I just don’t think this sort of scapegoating is an effective exercise of social justice. It’s exhausting, and it’s not helping anyone.

Also, Twitter bears a large portion of the blame for facilitating this sort of mess in the first place. If I could say one thing to young activists and socially engaged creative people, it would be to take care to use the platform while not being used by it. Sharing your voice on Twitter is empowering, but you can’t let Twitter take advantage of your anger to compel you to do meaningless work in order to increase consumer engagement with the app and website.

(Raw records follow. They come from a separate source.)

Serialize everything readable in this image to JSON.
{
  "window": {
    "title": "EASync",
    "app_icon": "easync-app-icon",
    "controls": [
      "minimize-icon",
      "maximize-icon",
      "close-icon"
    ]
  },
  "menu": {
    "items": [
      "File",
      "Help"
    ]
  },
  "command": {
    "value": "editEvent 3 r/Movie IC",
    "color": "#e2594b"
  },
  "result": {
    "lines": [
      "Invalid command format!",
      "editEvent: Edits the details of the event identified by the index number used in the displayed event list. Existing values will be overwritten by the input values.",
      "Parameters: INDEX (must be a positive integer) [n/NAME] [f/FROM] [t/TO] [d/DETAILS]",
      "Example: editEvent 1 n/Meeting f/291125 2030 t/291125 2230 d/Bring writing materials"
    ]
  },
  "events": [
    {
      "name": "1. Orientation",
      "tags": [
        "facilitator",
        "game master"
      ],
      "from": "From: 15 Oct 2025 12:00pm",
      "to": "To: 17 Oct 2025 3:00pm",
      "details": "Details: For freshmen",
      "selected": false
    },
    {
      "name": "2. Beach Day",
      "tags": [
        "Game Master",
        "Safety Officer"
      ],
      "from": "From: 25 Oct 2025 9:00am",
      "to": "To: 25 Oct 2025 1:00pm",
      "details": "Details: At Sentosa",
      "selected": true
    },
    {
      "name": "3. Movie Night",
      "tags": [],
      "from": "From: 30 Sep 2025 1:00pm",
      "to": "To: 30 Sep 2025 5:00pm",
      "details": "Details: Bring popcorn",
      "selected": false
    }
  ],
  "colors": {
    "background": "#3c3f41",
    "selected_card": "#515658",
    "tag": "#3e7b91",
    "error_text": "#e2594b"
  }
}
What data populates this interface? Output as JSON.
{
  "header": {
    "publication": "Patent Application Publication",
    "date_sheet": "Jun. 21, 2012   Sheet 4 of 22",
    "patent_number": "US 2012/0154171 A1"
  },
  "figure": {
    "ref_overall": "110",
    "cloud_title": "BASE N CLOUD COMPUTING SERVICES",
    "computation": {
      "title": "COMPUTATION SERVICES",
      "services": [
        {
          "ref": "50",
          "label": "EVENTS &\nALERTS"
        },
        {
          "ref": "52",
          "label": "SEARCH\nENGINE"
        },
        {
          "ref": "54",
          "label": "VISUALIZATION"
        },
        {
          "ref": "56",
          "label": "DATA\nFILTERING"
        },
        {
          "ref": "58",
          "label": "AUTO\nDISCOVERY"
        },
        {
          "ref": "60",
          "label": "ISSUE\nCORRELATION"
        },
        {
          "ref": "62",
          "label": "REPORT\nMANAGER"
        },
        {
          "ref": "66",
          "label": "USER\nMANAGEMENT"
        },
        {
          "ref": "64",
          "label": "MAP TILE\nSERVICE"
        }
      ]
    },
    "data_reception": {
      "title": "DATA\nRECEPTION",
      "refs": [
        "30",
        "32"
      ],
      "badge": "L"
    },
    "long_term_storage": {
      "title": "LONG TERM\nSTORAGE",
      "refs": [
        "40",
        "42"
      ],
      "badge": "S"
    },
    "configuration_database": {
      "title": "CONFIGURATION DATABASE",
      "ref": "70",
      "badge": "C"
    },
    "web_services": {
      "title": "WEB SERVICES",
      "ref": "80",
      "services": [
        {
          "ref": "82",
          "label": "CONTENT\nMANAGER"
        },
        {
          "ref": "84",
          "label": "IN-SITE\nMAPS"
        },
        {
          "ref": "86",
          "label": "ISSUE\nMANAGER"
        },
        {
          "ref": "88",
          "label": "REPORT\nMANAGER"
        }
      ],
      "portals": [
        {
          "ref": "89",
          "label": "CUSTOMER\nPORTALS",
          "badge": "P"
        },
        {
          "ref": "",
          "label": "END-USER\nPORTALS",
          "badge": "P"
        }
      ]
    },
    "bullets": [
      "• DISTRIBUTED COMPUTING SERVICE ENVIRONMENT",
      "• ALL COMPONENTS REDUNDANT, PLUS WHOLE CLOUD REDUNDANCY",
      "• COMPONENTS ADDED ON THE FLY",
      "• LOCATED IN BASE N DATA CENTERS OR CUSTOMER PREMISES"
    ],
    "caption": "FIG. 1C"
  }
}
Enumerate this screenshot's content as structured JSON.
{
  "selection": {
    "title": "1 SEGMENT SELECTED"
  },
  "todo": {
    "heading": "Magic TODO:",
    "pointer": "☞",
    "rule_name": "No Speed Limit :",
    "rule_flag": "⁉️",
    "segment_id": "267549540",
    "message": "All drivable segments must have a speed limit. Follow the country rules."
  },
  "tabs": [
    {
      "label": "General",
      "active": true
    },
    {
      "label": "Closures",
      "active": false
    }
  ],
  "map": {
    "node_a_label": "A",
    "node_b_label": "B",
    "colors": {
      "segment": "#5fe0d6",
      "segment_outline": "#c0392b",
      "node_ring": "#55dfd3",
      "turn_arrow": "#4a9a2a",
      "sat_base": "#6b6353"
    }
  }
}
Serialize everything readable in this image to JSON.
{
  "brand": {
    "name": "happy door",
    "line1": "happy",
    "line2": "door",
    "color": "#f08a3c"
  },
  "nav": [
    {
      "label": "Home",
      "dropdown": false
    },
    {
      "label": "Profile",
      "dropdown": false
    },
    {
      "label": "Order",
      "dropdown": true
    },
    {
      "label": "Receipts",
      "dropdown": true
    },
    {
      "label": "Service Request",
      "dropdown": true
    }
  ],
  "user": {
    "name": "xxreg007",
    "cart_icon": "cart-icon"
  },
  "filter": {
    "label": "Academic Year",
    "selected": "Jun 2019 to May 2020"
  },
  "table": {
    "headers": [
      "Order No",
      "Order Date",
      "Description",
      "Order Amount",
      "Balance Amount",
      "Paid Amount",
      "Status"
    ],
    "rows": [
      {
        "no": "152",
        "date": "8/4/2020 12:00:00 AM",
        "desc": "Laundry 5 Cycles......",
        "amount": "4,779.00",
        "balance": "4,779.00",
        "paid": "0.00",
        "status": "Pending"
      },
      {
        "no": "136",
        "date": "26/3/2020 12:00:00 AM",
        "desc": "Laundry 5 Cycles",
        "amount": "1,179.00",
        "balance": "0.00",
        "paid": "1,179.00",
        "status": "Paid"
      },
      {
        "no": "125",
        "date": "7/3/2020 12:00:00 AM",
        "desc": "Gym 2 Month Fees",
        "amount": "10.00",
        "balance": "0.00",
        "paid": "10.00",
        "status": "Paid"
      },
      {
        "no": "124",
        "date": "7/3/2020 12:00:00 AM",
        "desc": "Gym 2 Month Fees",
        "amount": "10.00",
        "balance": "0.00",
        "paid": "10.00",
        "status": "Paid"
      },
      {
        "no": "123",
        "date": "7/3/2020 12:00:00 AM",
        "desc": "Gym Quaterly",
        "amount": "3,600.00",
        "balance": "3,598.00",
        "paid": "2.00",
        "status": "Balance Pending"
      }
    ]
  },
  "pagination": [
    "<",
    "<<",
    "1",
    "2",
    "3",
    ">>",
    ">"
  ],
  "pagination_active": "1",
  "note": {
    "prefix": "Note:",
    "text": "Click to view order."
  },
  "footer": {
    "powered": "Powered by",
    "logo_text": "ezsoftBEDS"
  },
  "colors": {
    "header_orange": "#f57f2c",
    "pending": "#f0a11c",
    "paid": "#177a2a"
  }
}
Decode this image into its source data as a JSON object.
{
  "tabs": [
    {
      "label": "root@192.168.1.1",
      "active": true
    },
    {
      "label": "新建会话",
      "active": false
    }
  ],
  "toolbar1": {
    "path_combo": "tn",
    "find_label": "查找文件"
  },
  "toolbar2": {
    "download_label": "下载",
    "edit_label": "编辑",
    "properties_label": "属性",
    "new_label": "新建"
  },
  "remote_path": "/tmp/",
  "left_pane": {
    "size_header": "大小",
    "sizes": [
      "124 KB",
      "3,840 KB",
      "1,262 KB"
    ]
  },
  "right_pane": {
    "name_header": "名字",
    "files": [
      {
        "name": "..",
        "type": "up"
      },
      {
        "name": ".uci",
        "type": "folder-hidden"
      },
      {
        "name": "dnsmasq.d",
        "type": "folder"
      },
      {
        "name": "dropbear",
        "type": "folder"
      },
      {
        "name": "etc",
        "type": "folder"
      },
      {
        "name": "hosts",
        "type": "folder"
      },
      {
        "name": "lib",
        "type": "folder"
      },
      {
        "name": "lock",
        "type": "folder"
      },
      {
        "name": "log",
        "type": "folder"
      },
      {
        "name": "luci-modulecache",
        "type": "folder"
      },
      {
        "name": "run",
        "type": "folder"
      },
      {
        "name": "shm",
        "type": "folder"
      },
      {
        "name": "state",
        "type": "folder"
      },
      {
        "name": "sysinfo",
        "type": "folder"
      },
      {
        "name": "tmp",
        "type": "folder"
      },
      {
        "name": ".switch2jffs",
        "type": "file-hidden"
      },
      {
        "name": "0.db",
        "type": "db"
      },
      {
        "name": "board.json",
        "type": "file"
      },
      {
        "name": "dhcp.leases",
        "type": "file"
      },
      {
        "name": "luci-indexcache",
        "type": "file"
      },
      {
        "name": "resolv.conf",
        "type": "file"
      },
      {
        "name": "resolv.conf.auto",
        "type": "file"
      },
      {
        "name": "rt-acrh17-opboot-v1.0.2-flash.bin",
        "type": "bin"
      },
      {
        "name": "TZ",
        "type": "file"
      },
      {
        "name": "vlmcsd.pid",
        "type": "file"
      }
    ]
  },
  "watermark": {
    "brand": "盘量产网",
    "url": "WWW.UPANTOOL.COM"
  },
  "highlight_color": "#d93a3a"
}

I’m writing about this because I saw the effects of this sort of discourse on Hillary Clinton, and now I’m starting to see it with Joe Biden. Neither Clinton nor Biden is blameless, and we all deserve better, but that’s just how American politics currently works, unfortunately. These politicians aren’t and shouldn’t be treated as religious icons; they’re imperfect building blocks that we can use to build a more perfect system. When I see the sort of discourse surrounding Stevenson and Biden on social media, and I think about all the shit we’re living with right now as a result of the 2016 elections, I just get so fucking angry.

Like, can we do a Netflix Sign Five BIPOC Showrunners Every Month 2020 Challenge. Can we play a fun Inktober style game where we tweet art and memes directly at our representatives every day for a month to reform the electoral college because it’s the fucking twenty-first century already.

Can we all just, for the next two or three months, stop wasting our collective energy on treating public figures like idols and scapegoats and start actively working to dismantle systems of injustice and inequality.